Additional Resources

I strongly recommend you work through all the examples in the text. This section is heavy on using things you’ve already learned in new ways. I’ll go over only a few hear in order to point out the main gist of each version.

Solving Exponential Equations Using a Common Base

\[\begin{align} \left(\frac{1}{2}\right)^{x+7}&=4^{3x} \end{align}\]

One way to approach equations with exponents is to get them in the same base. We can do that here since ${\frac{1}{2}=2^{-1}}$ and ${4=2^2}$.

\[\begin{align} \left(\frac{1}{2}\right)^{x+7}&=4^{3x} \\ \left(2^{-1}\right)^{x+7} &= \left(2^2\right)^{3x} \\ 2^{-x-7} &= 2^{6x} \\ -x-7 &= 6x \\ x &= -1 \end{align}\]

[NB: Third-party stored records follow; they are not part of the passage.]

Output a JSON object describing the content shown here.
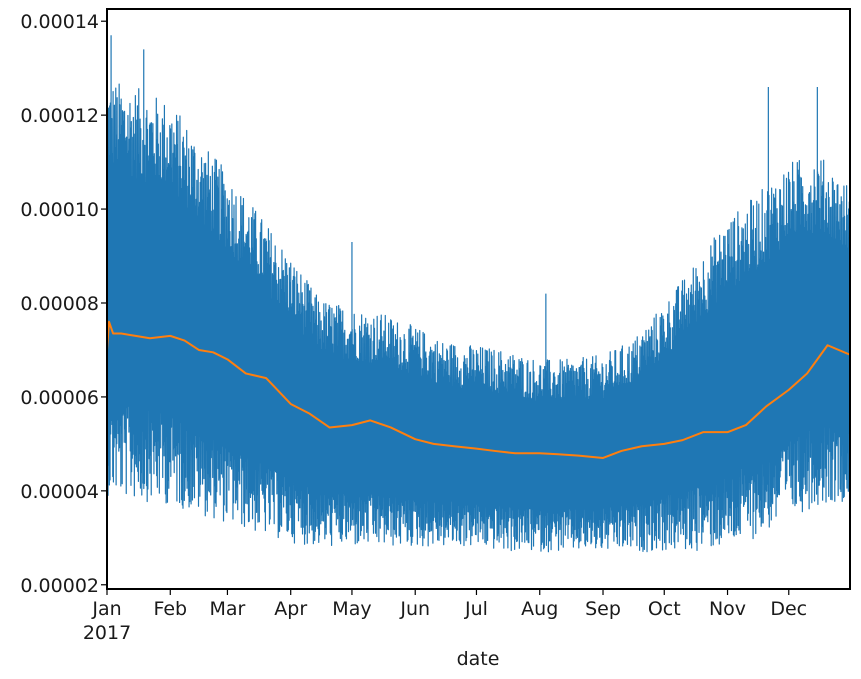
{
  "chart_data": {
    "type": "line",
    "title": "",
    "xlabel": "date",
    "ylabel": "",
    "x_year_label": "2017",
    "xlim": [
      "2017-01-01",
      "2017-12-31"
    ],
    "ylim": [
      1.91e-05,
      0.0001426
    ],
    "grid": false,
    "legend": "none",
    "x_ticks": [
      {
        "date": "2017-01-01",
        "label": "Jan"
      },
      {
        "date": "2017-02-01",
        "label": "Feb"
      },
      {
        "date": "2017-03-01",
        "label": "Mar"
      },
      {
        "date": "2017-04-01",
        "label": "Apr"
      },
      {
        "date": "2017-05-01",
        "label": "May"
      },
      {
        "date": "2017-06-01",
        "label": "Jun"
      },
      {
        "date": "2017-07-01",
        "label": "Jul"
      },
      {
        "date": "2017-08-01",
        "label": "Aug"
      },
      {
        "date": "2017-09-01",
        "label": "Sep"
      },
      {
        "date": "2017-10-01",
        "label": "Oct"
      },
      {
        "date": "2017-11-01",
        "label": "Nov"
      },
      {
        "date": "2017-12-01",
        "label": "Dec"
      }
    ],
    "y_ticks": [
      {
        "value": 2e-05,
        "label": "0.00002"
      },
      {
        "value": 4e-05,
        "label": "0.00004"
      },
      {
        "value": 6e-05,
        "label": "0.00006"
      },
      {
        "value": 8e-05,
        "label": "0.00008"
      },
      {
        "value": 0.0001,
        "label": "0.00010"
      },
      {
        "value": 0.00012,
        "label": "0.00012"
      },
      {
        "value": 0.00014,
        "label": "0.00014"
      }
    ],
    "series": [
      {
        "name": "",
        "color": "#1f77b4",
        "style": "dense-oscillating",
        "x": [
          "2017-01-01",
          "2017-01-15",
          "2017-02-01",
          "2017-02-15",
          "2017-03-01",
          "2017-03-15",
          "2017-04-01",
          "2017-04-15",
          "2017-05-01",
          "2017-05-15",
          "2017-06-01",
          "2017-06-15",
          "2017-07-01",
          "2017-07-15",
          "2017-08-01",
          "2017-08-15",
          "2017-09-01",
          "2017-09-15",
          "2017-10-01",
          "2017-10-15",
          "2017-11-01",
          "2017-11-15",
          "2017-12-01",
          "2017-12-15",
          "2017-12-31"
        ],
        "upper": [
          0.000128,
          0.000126,
          0.000123,
          0.000115,
          0.000108,
          0.0001,
          9e-05,
          8.1e-05,
          7.9e-05,
          7.8e-05,
          7.5e-05,
          7.2e-05,
          7.1e-05,
          7e-05,
          6.8e-05,
          6.8e-05,
          6.9e-05,
          7.2e-05,
          8e-05,
          8.8e-05,
          9.8e-05,
          0.000103,
          0.00011,
          0.000112,
          0.000105
        ],
        "lower": [
          3.9e-05,
          3.8e-05,
          3.7e-05,
          3.5e-05,
          3.3e-05,
          3.1e-05,
          2.9e-05,
          2.8e-05,
          2.8e-05,
          2.8e-05,
          2.8e-05,
          2.8e-05,
          2.8e-05,
          2.7e-05,
          2.7e-05,
          2.7e-05,
          2.7e-05,
          2.7e-05,
          2.7e-05,
          2.7e-05,
          2.8e-05,
          3e-05,
          3.4e-05,
          3.7e-05,
          3.8e-05
        ],
        "peaks": [
          {
            "x": "2017-01-03",
            "y": 0.000137
          },
          {
            "x": "2017-01-19",
            "y": 0.000134
          },
          {
            "x": "2017-05-01",
            "y": 9.3e-05
          },
          {
            "x": "2017-08-04",
            "y": 8.2e-05
          },
          {
            "x": "2017-11-21",
            "y": 0.000126
          },
          {
            "x": "2017-12-15",
            "y": 0.000126
          }
        ]
      },
      {
        "name": "",
        "color": "#ff7f0e",
        "style": "line",
        "x": [
          "2017-01-01",
          "2017-01-02",
          "2017-01-04",
          "2017-01-08",
          "2017-01-15",
          "2017-01-22",
          "2017-02-01",
          "2017-02-08",
          "2017-02-15",
          "2017-02-22",
          "2017-03-01",
          "2017-03-10",
          "2017-03-20",
          "2017-04-01",
          "2017-04-10",
          "2017-04-20",
          "2017-05-01",
          "2017-05-10",
          "2017-05-20",
          "2017-06-01",
          "2017-06-10",
          "2017-06-20",
          "2017-07-01",
          "2017-07-10",
          "2017-07-20",
          "2017-08-01",
          "2017-08-10",
          "2017-08-20",
          "2017-09-01",
          "2017-09-10",
          "2017-09-20",
          "2017-10-01",
          "2017-10-10",
          "2017-10-20",
          "2017-11-01",
          "2017-11-10",
          "2017-11-20",
          "2017-12-01",
          "2017-12-10",
          "2017-12-20",
          "2017-12-31"
        ],
        "y": [
          7e-05,
          7.6e-05,
          7.35e-05,
          7.35e-05,
          7.3e-05,
          7.25e-05,
          7.3e-05,
          7.2e-05,
          7e-05,
          6.95e-05,
          6.8e-05,
          6.5e-05,
          6.4e-05,
          5.85e-05,
          5.65e-05,
          5.35e-05,
          5.4e-05,
          5.5e-05,
          5.35e-05,
          5.1e-05,
          5e-05,
          4.95e-05,
          4.9e-05,
          4.85e-05,
          4.8e-05,
          4.8e-05,
          4.78e-05,
          4.75e-05,
          4.7e-05,
          4.85e-05,
          4.95e-05,
          5e-05,
          5.08e-05,
          5.25e-05,
          5.25e-05,
          5.4e-05,
          5.8e-05,
          6.15e-05,
          6.5e-05,
          7.1e-05,
          6.9e-05
        ]
      }
    ]
  }
}
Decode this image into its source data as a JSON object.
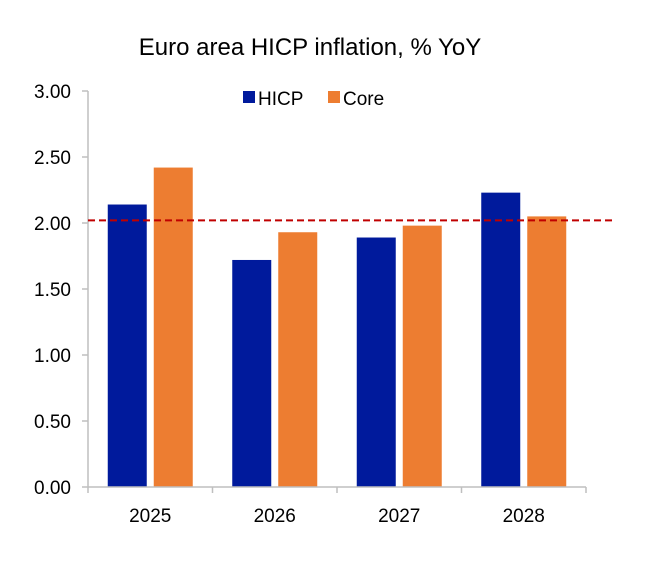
{
  "chart_data": {
    "type": "bar",
    "title": "Euro area HICP inflation, % YoY",
    "categories": [
      "2025",
      "2026",
      "2027",
      "2028"
    ],
    "series": [
      {
        "name": "HICP",
        "values": [
          2.14,
          1.72,
          1.89,
          2.23
        ],
        "color": "#001A9C"
      },
      {
        "name": "Core",
        "values": [
          2.42,
          1.93,
          1.98,
          2.05
        ],
        "color": "#ED7D31"
      }
    ],
    "reference_line": {
      "value": 2.02,
      "color": "#C00000",
      "style": "dashed"
    },
    "ylim": [
      0,
      3
    ],
    "yticks": [
      "0.00",
      "0.50",
      "1.00",
      "1.50",
      "2.00",
      "2.50",
      "3.00"
    ],
    "xlabel": "",
    "ylabel": "",
    "grid": false,
    "legend": "top"
  }
}
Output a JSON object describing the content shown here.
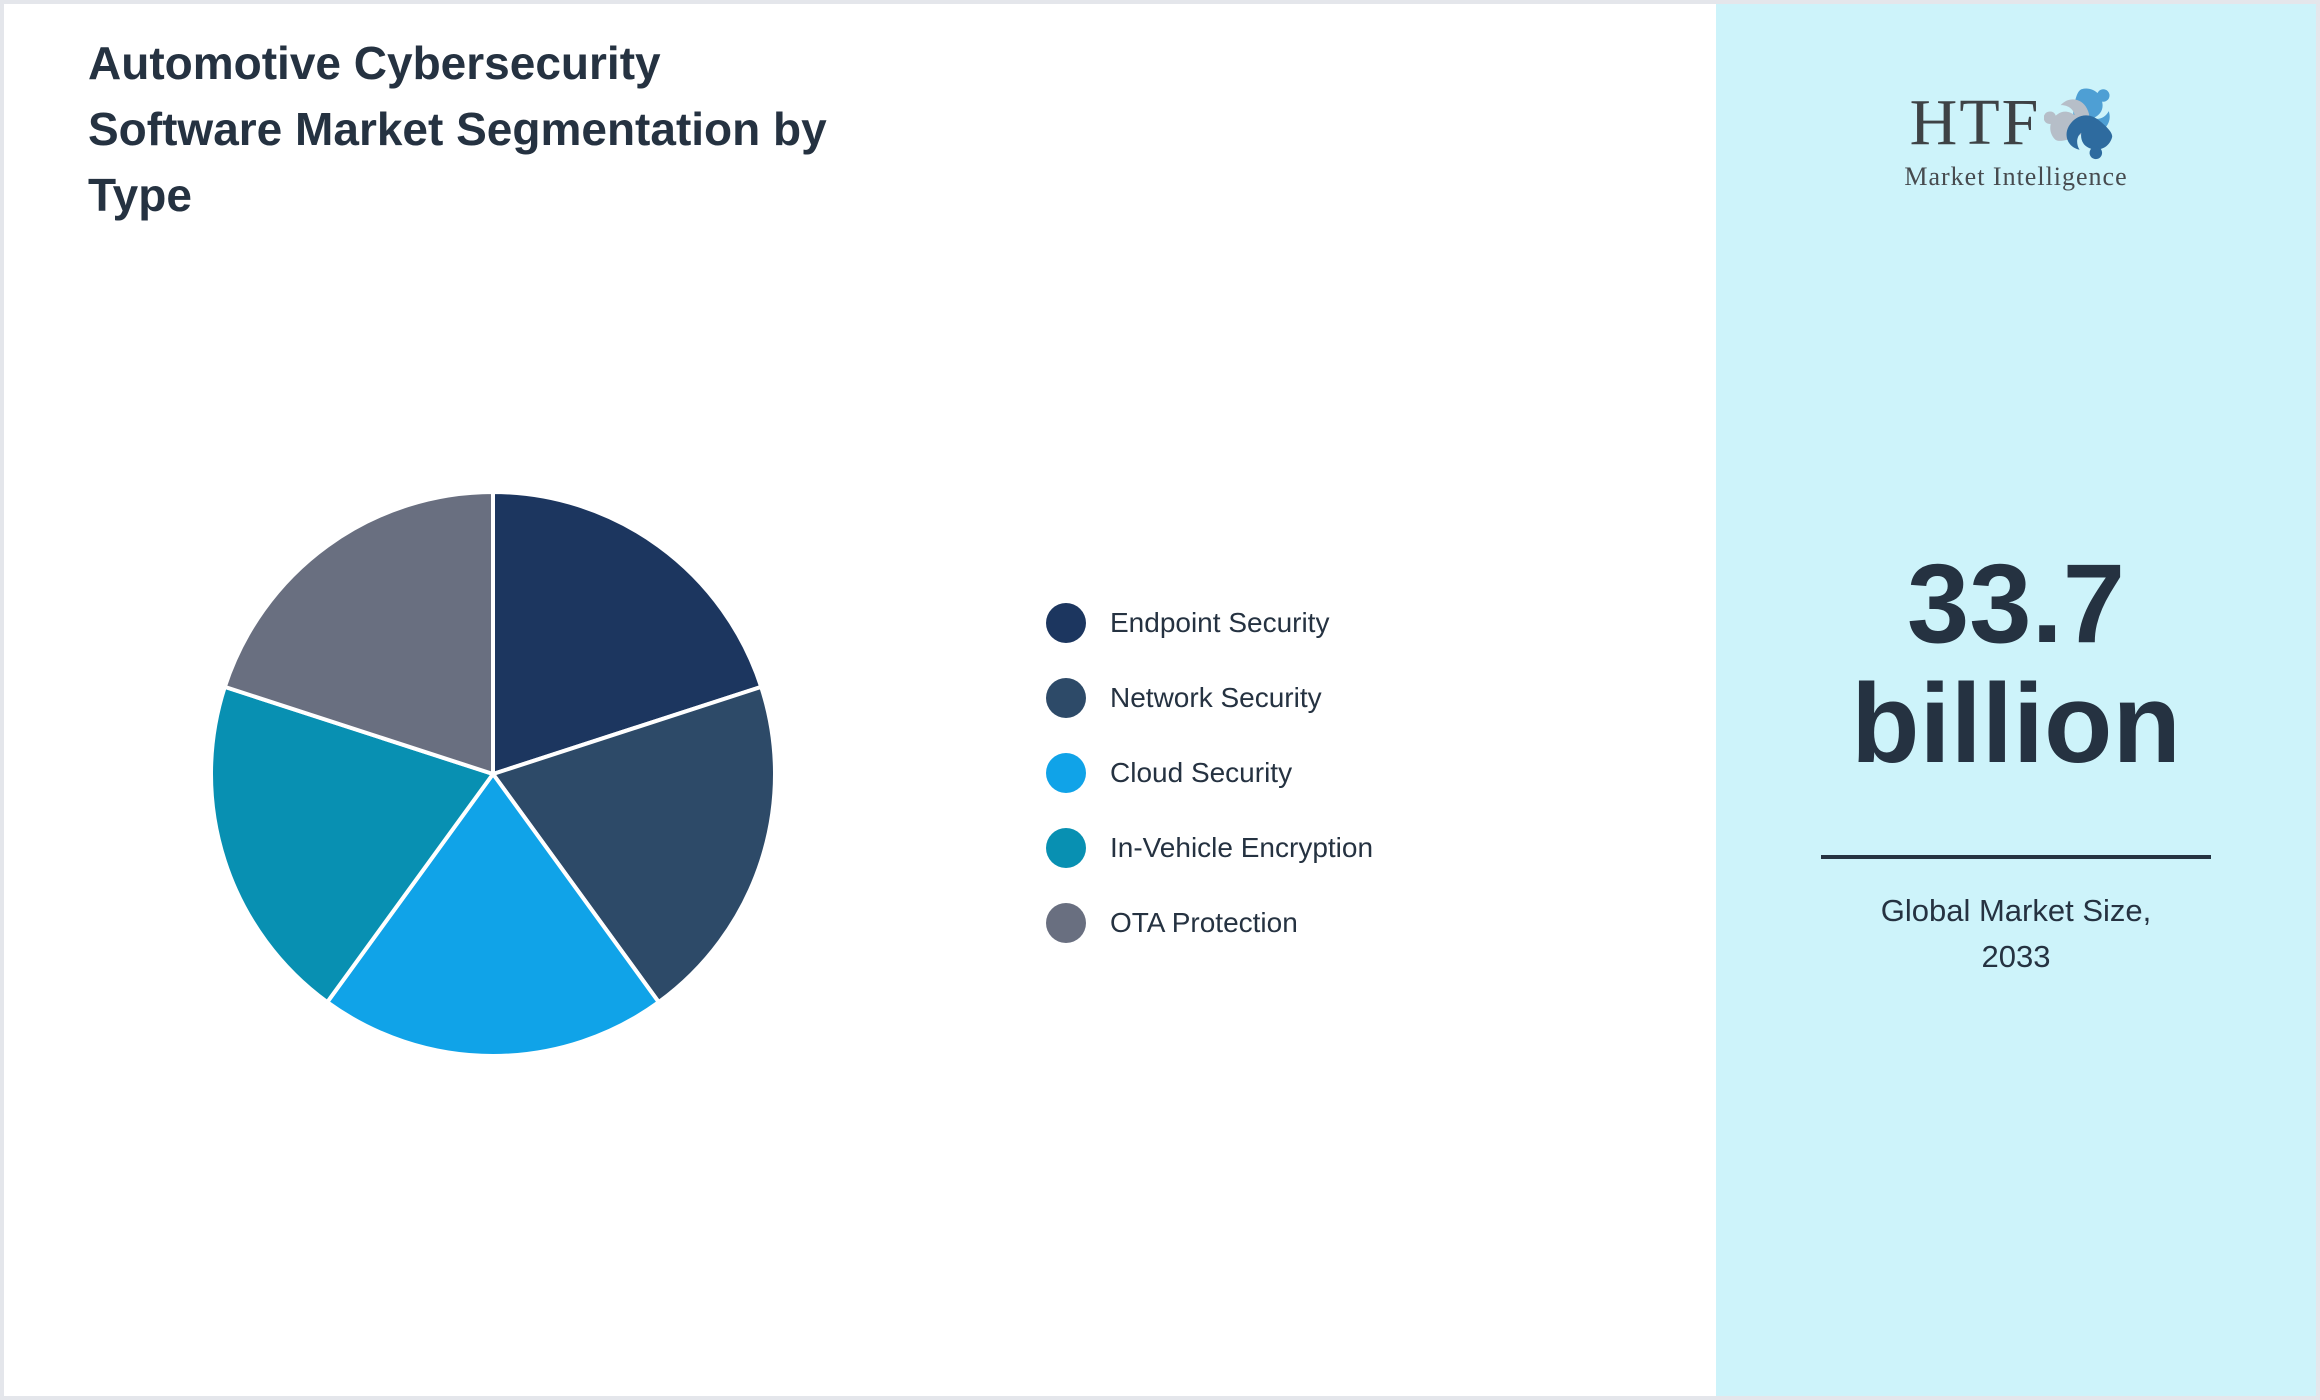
{
  "header": {
    "title_lines": [
      "Automotive Cybersecurity",
      "Software Market Segmentation by",
      "Type"
    ]
  },
  "chart_data": {
    "type": "pie",
    "title": "Automotive Cybersecurity Software Market Segmentation by Type",
    "labels": [
      "Endpoint Security",
      "Network Security",
      "Cloud Security",
      "In-Vehicle Encryption",
      "OTA Protection"
    ],
    "values": [
      20,
      20,
      20,
      20,
      20
    ],
    "unit": "percent",
    "colors": [
      "#1c365f",
      "#2d4a68",
      "#10a3e8",
      "#0890b2",
      "#696f80"
    ],
    "start_angle_deg": 0,
    "direction": "clockwise",
    "slice_border_color": "#ffffff",
    "legend_position": "right",
    "data_labels": "none"
  },
  "sidebar": {
    "logo": {
      "text": "HTF",
      "subtext": "Market Intelligence"
    },
    "market_size_value": "33.7",
    "market_size_unit": "billion",
    "caption_line1": "Global Market Size,",
    "caption_line2": "2033"
  },
  "colors": {
    "text_dark": "#253241",
    "sidebar_bg": "#cdf3fa",
    "page_border": "#e4e6eb",
    "logo_icon_light_blue": "#4e9fd4",
    "logo_icon_gray": "#b6bec8",
    "logo_icon_dark_blue": "#2e6b9f"
  }
}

Solving Exponential Equations Using Logarithms

\[\begin{align} 3^{x+1} &= 5^x \end{align}\]

If you can’t get the bases to match up, for whatever reason, you can always use logarithms instead. This allows you to use logarithm properties to get your variable out of the exponent.

The base of the logarithm doesn’t matter much, just be consistent. The book’s version of this example uses the common logarithm, so I’ll use the natural one here.

\[\begin{align} 3^{x+1} &= 5^x \\ \ln 3^{x+1} &= \ln 5^x \\ (x+1)\ln 3 &= x\ln 5 \\ x\ln 3 + \ln 3 &= x\ln 5 \\ x\ln 3 - x\ln 5 &= -\ln 3 \\ x\left(\ln 3 - \ln 5\right) &= -\ln 3 \\ x &= \frac{-\ln 3}{\ln 3 - \ln 5} \end{align}\]

Solve Logarithmic Equations

\[\begin{align} \ln(x^2-16) &= \ln(6x) \end{align}\]

This are pretty straightforward, but since you can’t find the logarithm of a negative you need to watch for extraneous solutions.

\[\begin{align} \ln(x^2-16) &= \ln(6x) \\ x^2 - 16 &= 6x \\ x^2 - 6x - 16 &= 0 \\ (x-8)(x+2) &= 0 \\ x &= \{-2, 8\} \end{align}\]

Plugging back in reveals the problem. With $x=8$ we get $\ln48$, which is OK, but $x=-2$ yields $\ln(-12)$. So our only solution is $x=8$.